魔術書



エテールは魔術書を片手に、辺りをくまなく見渡した。ソラのことはシャラに任せたため、自分が相手をするのは同じボス補佐のナイトだ。ウノのことはもともとカノンとの因縁なので外部ともいえるエテールが手出しすることではない。



「それにしても森かー……」



湖周辺を捜してもナイトは出てこなかった。森林の中にいるのだろう。相手は暗殺部だ。息を殺し、物陰から仕留めることを得意としている。そこ得意分野の生かせる絶好の場所である森林に招き入れられることになる。エテールは唾を飲み込んで森林を睨んだ。
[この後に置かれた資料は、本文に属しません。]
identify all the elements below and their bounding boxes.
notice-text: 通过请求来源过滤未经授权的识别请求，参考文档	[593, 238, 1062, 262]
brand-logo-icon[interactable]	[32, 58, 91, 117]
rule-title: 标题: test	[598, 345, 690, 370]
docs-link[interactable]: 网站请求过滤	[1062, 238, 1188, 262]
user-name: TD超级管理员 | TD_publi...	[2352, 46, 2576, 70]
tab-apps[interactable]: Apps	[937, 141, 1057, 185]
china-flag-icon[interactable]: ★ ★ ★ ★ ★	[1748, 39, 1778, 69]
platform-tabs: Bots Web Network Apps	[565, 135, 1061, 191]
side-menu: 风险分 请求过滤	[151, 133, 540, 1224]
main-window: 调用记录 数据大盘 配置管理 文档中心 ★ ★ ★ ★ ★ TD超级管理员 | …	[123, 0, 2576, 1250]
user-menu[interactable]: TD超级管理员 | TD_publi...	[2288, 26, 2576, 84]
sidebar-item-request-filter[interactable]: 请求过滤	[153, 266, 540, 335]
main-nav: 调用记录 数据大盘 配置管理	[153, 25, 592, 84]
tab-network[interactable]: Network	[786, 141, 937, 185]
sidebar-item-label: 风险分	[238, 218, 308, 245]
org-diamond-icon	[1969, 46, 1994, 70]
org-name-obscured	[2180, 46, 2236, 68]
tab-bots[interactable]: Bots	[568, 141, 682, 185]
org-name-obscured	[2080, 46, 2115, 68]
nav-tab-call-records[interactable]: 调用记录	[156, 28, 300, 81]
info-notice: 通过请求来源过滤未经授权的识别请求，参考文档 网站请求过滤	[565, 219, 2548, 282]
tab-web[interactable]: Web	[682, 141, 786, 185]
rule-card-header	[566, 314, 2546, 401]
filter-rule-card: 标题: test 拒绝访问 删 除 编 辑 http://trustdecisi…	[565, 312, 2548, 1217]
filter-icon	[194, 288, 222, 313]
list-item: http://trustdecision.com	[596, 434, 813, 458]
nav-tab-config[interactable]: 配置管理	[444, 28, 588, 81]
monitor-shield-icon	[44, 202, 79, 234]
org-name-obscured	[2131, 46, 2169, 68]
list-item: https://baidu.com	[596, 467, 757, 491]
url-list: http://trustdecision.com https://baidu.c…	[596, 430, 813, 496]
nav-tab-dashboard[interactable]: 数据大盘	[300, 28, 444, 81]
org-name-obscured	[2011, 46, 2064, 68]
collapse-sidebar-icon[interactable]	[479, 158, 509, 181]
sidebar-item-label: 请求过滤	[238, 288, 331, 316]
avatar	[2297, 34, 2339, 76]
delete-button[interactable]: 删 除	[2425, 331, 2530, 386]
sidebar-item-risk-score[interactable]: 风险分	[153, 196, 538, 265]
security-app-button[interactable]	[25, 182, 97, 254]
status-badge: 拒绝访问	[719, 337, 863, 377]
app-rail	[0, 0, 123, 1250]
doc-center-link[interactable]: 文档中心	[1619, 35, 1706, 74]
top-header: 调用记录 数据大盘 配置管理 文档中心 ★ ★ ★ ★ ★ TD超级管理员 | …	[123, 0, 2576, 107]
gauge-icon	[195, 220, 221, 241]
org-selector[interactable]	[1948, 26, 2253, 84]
魔術師でもないエテールが特殊な魔術を武器にして戦うのに必要不可欠であり、それそのものの魔術書を開いてエテールはビリリとあるページを破いた。破かれたページは発光しながら形を変え、ひとつの球体となった。その球体は、直径で三センチほどの小さなものだった。それは淡い光でエテールの周囲を回転しながらまとわりつく。同じようにエテールはあと二枚、また破いた。するとそれも同じように球体となり、合計三個の球体がエテールを守るように位置することになった。



「よし」



そう一人言を呟いてエテールは森林へ足を踏み入れた。

森林の中は極端に暗く、視界が悪い。
まとわりつくようなねっとりとした静けさがエテールに緊張を煽っていた。

静かに、エテールの背後の木が倒された。
エテールに向かって倒されたそれだが、彼は危機一髪でなんとか避けきる。土埃でさらに視界の悪いそこにまた木が傾いた。エテールは魔術書を瞬時に開いてページを破り、迫ってくる木に投げ飛ばした。
木は破かれたページがまた変形し、氷になる。エテールの手にはまた破かれたページ。そのページも氷に変形して木を寸前で抑えた。

どこかでナイトが舌打ちをする。

エテールは倒れてきた木が、根本からではなく中間から不自然に切断されている様子を目の当たりにした。内側の中心から何かが爆発したような……。

チリッ。
エテールの周囲に回転していたとある球が小さな音を出して、そして弾けた。咄嗟にページを破いて土の盾を作ったエテールは無傷でいられたが、その頬には冷や汗を流していた。



「あっぶない……!」



そう口にしたところでナイトの異能を改めて思い知った。
ナイトの異能は「粉砕能力」。ありとあらゆるものを問答無用に粉砕する異能をもつ。ただし心臓をもつ生物は粉砕することができないという例外はあるが、それでも恐るべき異能だ。ナイトの場合は威力に特価させたというよりもそのきめ細かさ、繊細さにある。
「能力者を超えた能力者」と謳われるウノの補佐であるだけあって、その繊細さは能力者のなかでも圧倒的だ。

……しかし。



「こっちは『棺の管理人』の補佐なんだから――嘗めないでよね」



エテールは五枚同時にページを破いてみせた。